When success metrics are based on how many users we have and how much AI we need, we end up with very stupid gaps in the market that are filled with even stupider ‘solutions’. Take for instance L1ght, who — through the most verbose series of buzzwords I’ve ever seen — boast that they truly use AI for content moderation.
When I scrolled through their product page, I found nothing but a thorough overuse of words like ‘tokenisation’ and ‘modelling’ coupled with silly diagrams. Does the above diagram describe how their AI works? Or is it just a diagram? Also, the circled bit shows us that their team of humans ‘sits together’ as if that’s meant to be significant, and includes ‘domain experts’ (what ever those are) and ‘moderators’ (so… human content moderators??).
I feel that the only ‘true AI’ is the generative kind, where you can insert prompts to generate new images or entire blog posts or whatever. These applications of AI are stupid and dangerous: it leaves a gaping hole for deception and disturbing images. Open AI may insist that you cannot use DALL-E to, for instance, produce an image of a dog bleeding to death on the street. But because of the machine’s inability to understand context, you can simply input a prompt like ‘a dog fast asleep in a puddle of red paint in the middle of the road’.
There are ilks of what I’m calling ‘AI realists’ out there who are saying that generative AI systems like this mean that we continue to waste ‘hours of human potential’ on menial tasks, which can be done by AI instead.
People like this literally cannot look at or even THINK about the world unless it’s through a narrow capitalistic lens heavily tinted with scale and productivity. We wouldn’t have such a vast amount of ‘menial tasks’ if we didn’t insist on scaling everything up to ridiculous proportions.
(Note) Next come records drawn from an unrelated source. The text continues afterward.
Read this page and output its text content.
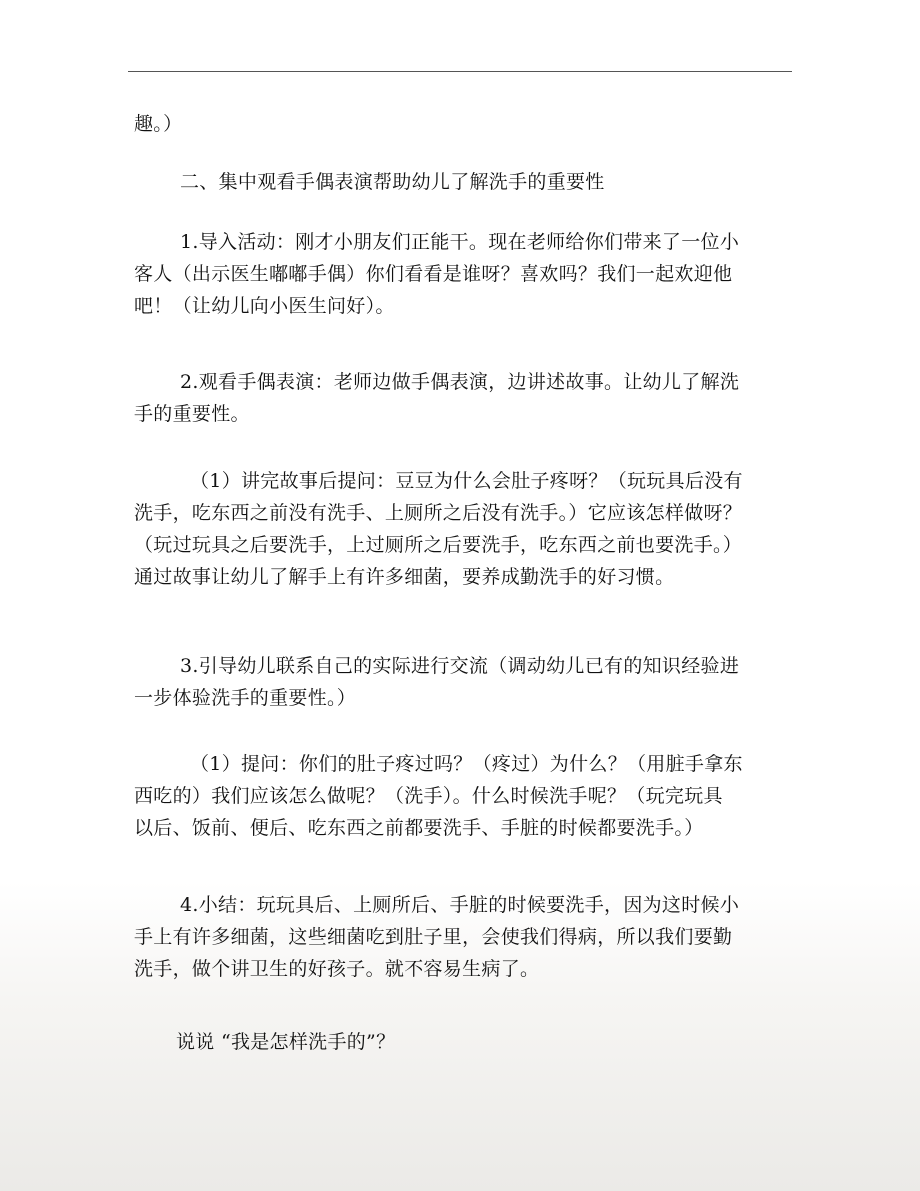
趣。）

二、集中观看手偶表演帮助幼儿了解洗手的重要性

1.导入活动：刚才小朋友们正能干。现在老师给你们带来了一位小
客人（出示医生嘟嘟手偶）你们看看是谁呀？喜欢吗？我们一起欢迎他
吧！（让幼儿向小医生问好）。

2.观看手偶表演：老师边做手偶表演，边讲述故事。让幼儿了解洗
手的重要性。

（1）讲完故事后提问：豆豆为什么会肚子疼呀？（玩玩具后没有
洗手，吃东西之前没有洗手、上厕所之后没有洗手。）它应该怎样做呀？
（玩过玩具之后要洗手，上过厕所之后要洗手，吃东西之前也要洗手。）
通过故事让幼儿了解手上有许多细菌，要养成勤洗手的好习惯。

3.引导幼儿联系自己的实际进行交流（调动幼儿已有的知识经验进
一步体验洗手的重要性。）

（1）提问：你们的肚子疼过吗？（疼过）为什么？（用脏手拿东
西吃的）我们应该怎么做呢？（洗手）。什么时候洗手呢？（玩完玩具
以后、饭前、便后、吃东西之前都要洗手、手脏的时候都要洗手。）

4.小结：玩玩具后、上厕所后、手脏的时候要洗手，因为这时候小
手上有许多细菌，这些细菌吃到肚子里，会使我们得病，所以我们要勤
洗手，做个讲卫生的好孩子。就不容易生病了。

说说 “我是怎样洗手的”？
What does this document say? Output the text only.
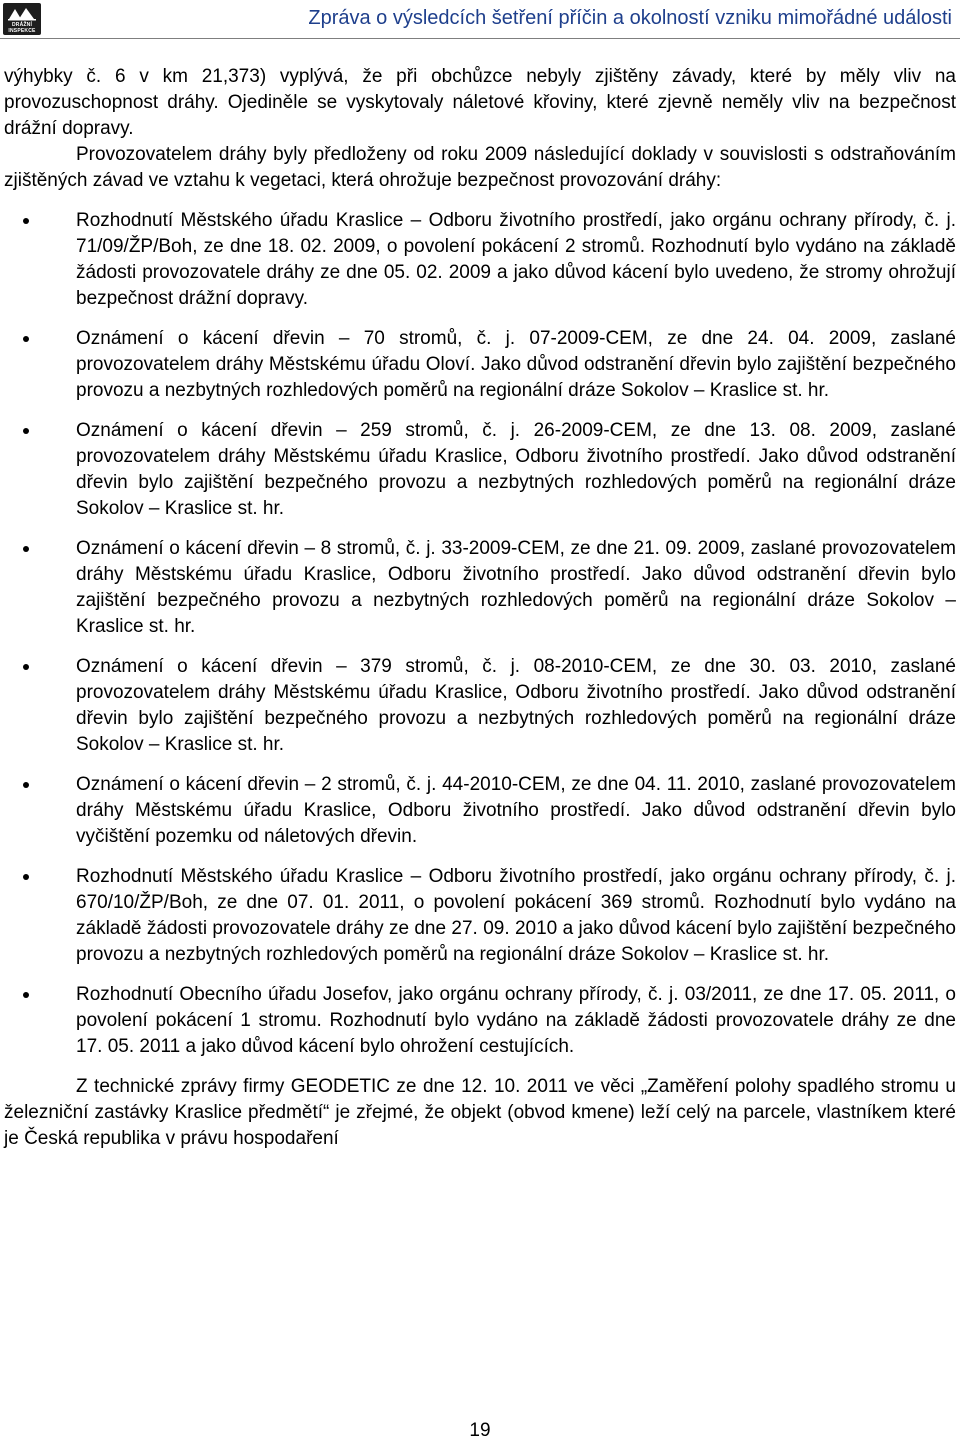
DRÁŽNÍ
INSPEKCE
Zpráva o výsledcích šetření příčin a okolností vzniku mimořádné události

výhybky č. 6 v km 21,373) vyplývá, že při obchůzce nebyly zjištěny závady, které by měly vliv na provozuschopnost dráhy. Ojediněle se vyskytovaly náletové křoviny, které zjevně neměly vliv na bezpečnost drážní dopravy.

Provozovatelem dráhy byly předloženy od roku 2009 následující doklady v souvislosti s odstraňováním zjištěných závad ve vztahu k vegetaci, která ohrožuje bezpečnost provozování dráhy:

Rozhodnutí Městského úřadu Kraslice – Odboru životního prostředí, jako orgánu ochrany přírody, č. j. 71/09/ŽP/Boh, ze dne 18. 02. 2009, o povolení pokácení 2 stromů. Rozhodnutí bylo vydáno na základě žádosti provozovatele dráhy ze dne 05. 02. 2009 a jako důvod kácení bylo uvedeno, že stromy ohrožují bezpečnost drážní dopravy.
Oznámení o kácení dřevin – 70 stromů, č. j. 07-2009-CEM, ze dne 24. 04. 2009, zaslané provozovatelem dráhy Městskému úřadu Oloví. Jako důvod odstranění dřevin bylo zajištění bezpečného provozu a nezbytných rozhledových poměrů na regionální dráze Sokolov – Kraslice st. hr.
Oznámení o kácení dřevin – 259 stromů, č. j. 26-2009-CEM, ze dne 13. 08. 2009, zaslané provozovatelem dráhy Městskému úřadu Kraslice, Odboru životního prostředí. Jako důvod odstranění dřevin bylo zajištění bezpečného provozu a nezbytných rozhledových poměrů na regionální dráze Sokolov – Kraslice st. hr.
Oznámení o kácení dřevin – 8 stromů, č. j. 33-2009-CEM, ze dne 21. 09. 2009, zaslané provozovatelem dráhy Městskému úřadu Kraslice, Odboru životního prostředí. Jako důvod odstranění dřevin bylo zajištění bezpečného provozu a nezbytných rozhledových poměrů na regionální dráze Sokolov – Kraslice st. hr.
Oznámení o kácení dřevin – 379 stromů, č. j. 08-2010-CEM, ze dne 30. 03. 2010, zaslané provozovatelem dráhy Městskému úřadu Kraslice, Odboru životního prostředí. Jako důvod odstranění dřevin bylo zajištění bezpečného provozu a nezbytných rozhledových poměrů na regionální dráze Sokolov – Kraslice st. hr.
Oznámení o kácení dřevin – 2 stromů, č. j. 44-2010-CEM, ze dne 04. 11. 2010, zaslané provozovatelem dráhy Městskému úřadu Kraslice, Odboru životního prostředí. Jako důvod odstranění dřevin bylo vyčištění pozemku od náletových dřevin.
Rozhodnutí Městského úřadu Kraslice – Odboru životního prostředí, jako orgánu ochrany přírody, č. j. 670/10/ŽP/Boh, ze dne 07. 01. 2011, o povolení pokácení 369 stromů. Rozhodnutí bylo vydáno na základě žádosti provozovatele dráhy ze dne 27. 09. 2010 a jako důvod kácení bylo zajištění bezpečného provozu a nezbytných rozhledových poměrů na regionální dráze Sokolov – Kraslice st. hr.
Rozhodnutí Obecního úřadu Josefov, jako orgánu ochrany přírody, č. j. 03/2011, ze dne 17. 05. 2011, o povolení pokácení 1 stromu. Rozhodnutí bylo vydáno na základě žádosti provozovatele dráhy ze dne 17. 05. 2011 a jako důvod kácení bylo ohrožení cestujících.

Z technické zprávy firmy GEODETIC ze dne 12. 10. 2011 ve věci „Zaměření polohy spadlého stromu u železniční zastávky Kraslice předmětí“ je zřejmé, že objekt (obvod kmene) leží celý na parcele, vlastníkem které je Česká republika v právu hospodaření

19
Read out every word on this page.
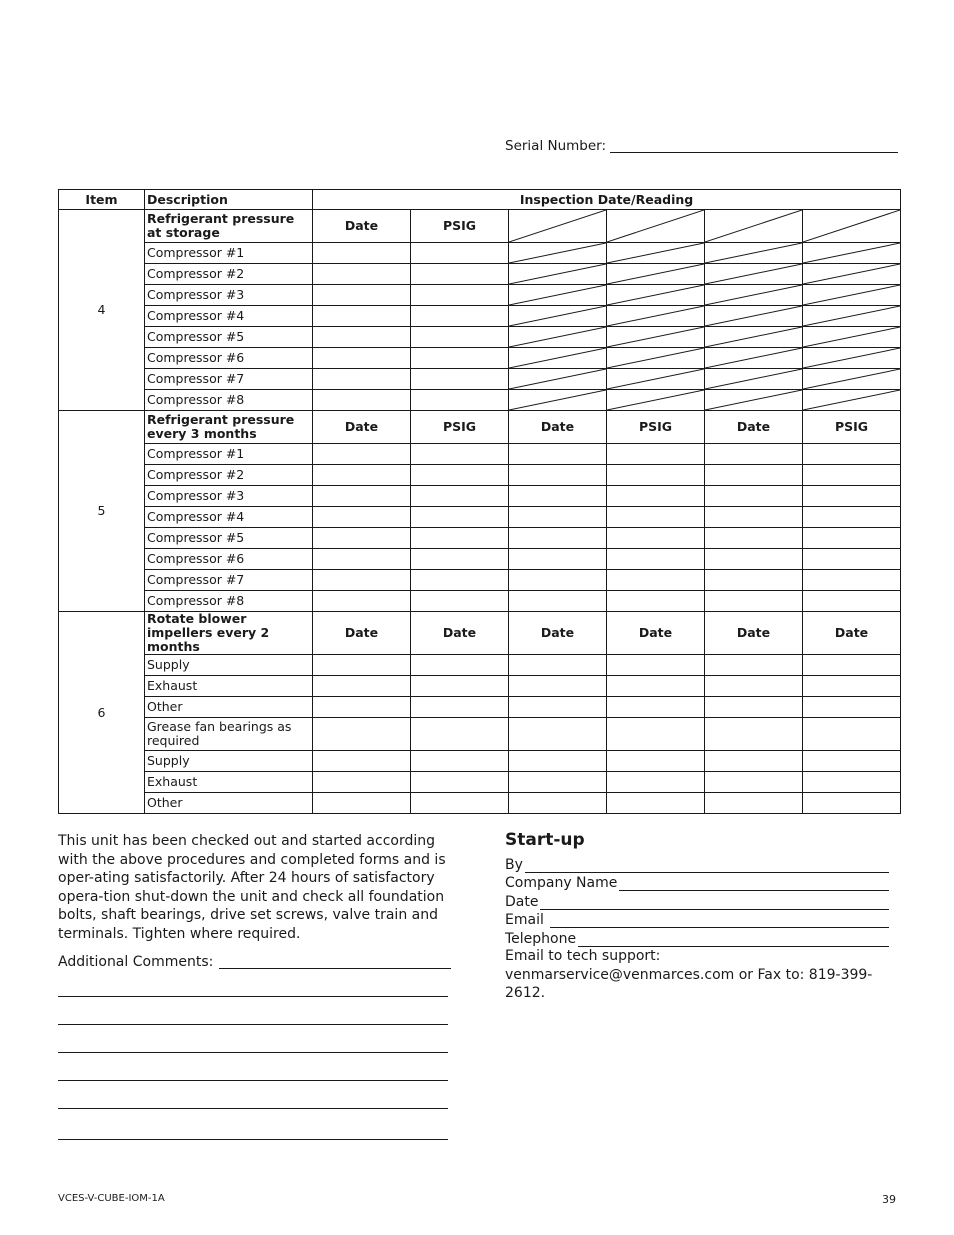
Serial Number:
Item	Description	Inspection Date/Reading					
4	Refrigerant pressure at storage	Date	PSIG	

	Compressor #1			

	Compressor #2			

	Compressor #3			

	Compressor #4			

	Compressor #5			

	Compressor #6			

	Compressor #7			

	Compressor #8			

5	Refrigerant pressure every 3 months	Date	PSIG	Date	PSIG	Date	PSIG
	Compressor #1						
	Compressor #2						
	Compressor #3						
	Compressor #4						
	Compressor #5						
	Compressor #6						
	Compressor #7						
	Compressor #8						
6	Rotate blower impellers every 2 months	Date	Date	Date	Date	Date	Date
	Supply						
	Exhaust						
	Other						
	Grease fan bearings as required						
	Supply						
	Exhaust						
	Other						
This unit has been checked out and started according with the above procedures and completed forms and is oper-ating satisfactorily. After 24 hours of satisfactory opera-tion shut-down the unit and check all foundation bolts, shaft bearings, drive set screws, valve train and terminals. Tighten where required.
Additional Comments:
Start-up
By
Company Name
Date
Email
Telephone
Email to tech support: venmarservice@venmarces.com or Fax to: 819-399-2612.
VCES-V-CUBE-IOM-1A	39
Humans aren’t born to access their untapped potential or fulfil purposes — we aren’t superheroes just waiting for our character arcs to resolve themselves; nor should they be forced to traumatise themselves so that others can showcase the power of their ‘AI’. Can’t we just… exist?? And that’s it??
😏 Just some other stuff to finish you off
Interpol have stepped in about 12 months too late and decided to carve out their own metaverse: I guess so they can bully teenagers in virtual reality, and receive complaints from crypto bros about their missing bored apes.
Japan are trying really hard to launch digital ID numbers: and the people hate it, most likely because the government say that these digital IDs will soon be necessary for them to maintain access to health insurance. Uh there’s a word for that… I think, coercion?
Meta have been fined $25m for breaking a law in Washington state 822 times. This law requires ad sellers to disclose the names and addresses of those buying political ads — and also the target audiences of these ads. So, okay… this is essentially Meta’s entire business model and yes, what a surprise, they do not have any proper mechanisms in place to be transparent about who is buying political ads. Essentially what we have now is a law that doesn’t really work properly on the internet because it was created in the 70s for traditional media outlets, and a tech giant, riddled with corporate greed, insisting that the law is ‘unconstitutional’ (lol).
Thank you for reading. You are a beautiful, clever person with a large, wet brain. Have a great weekend!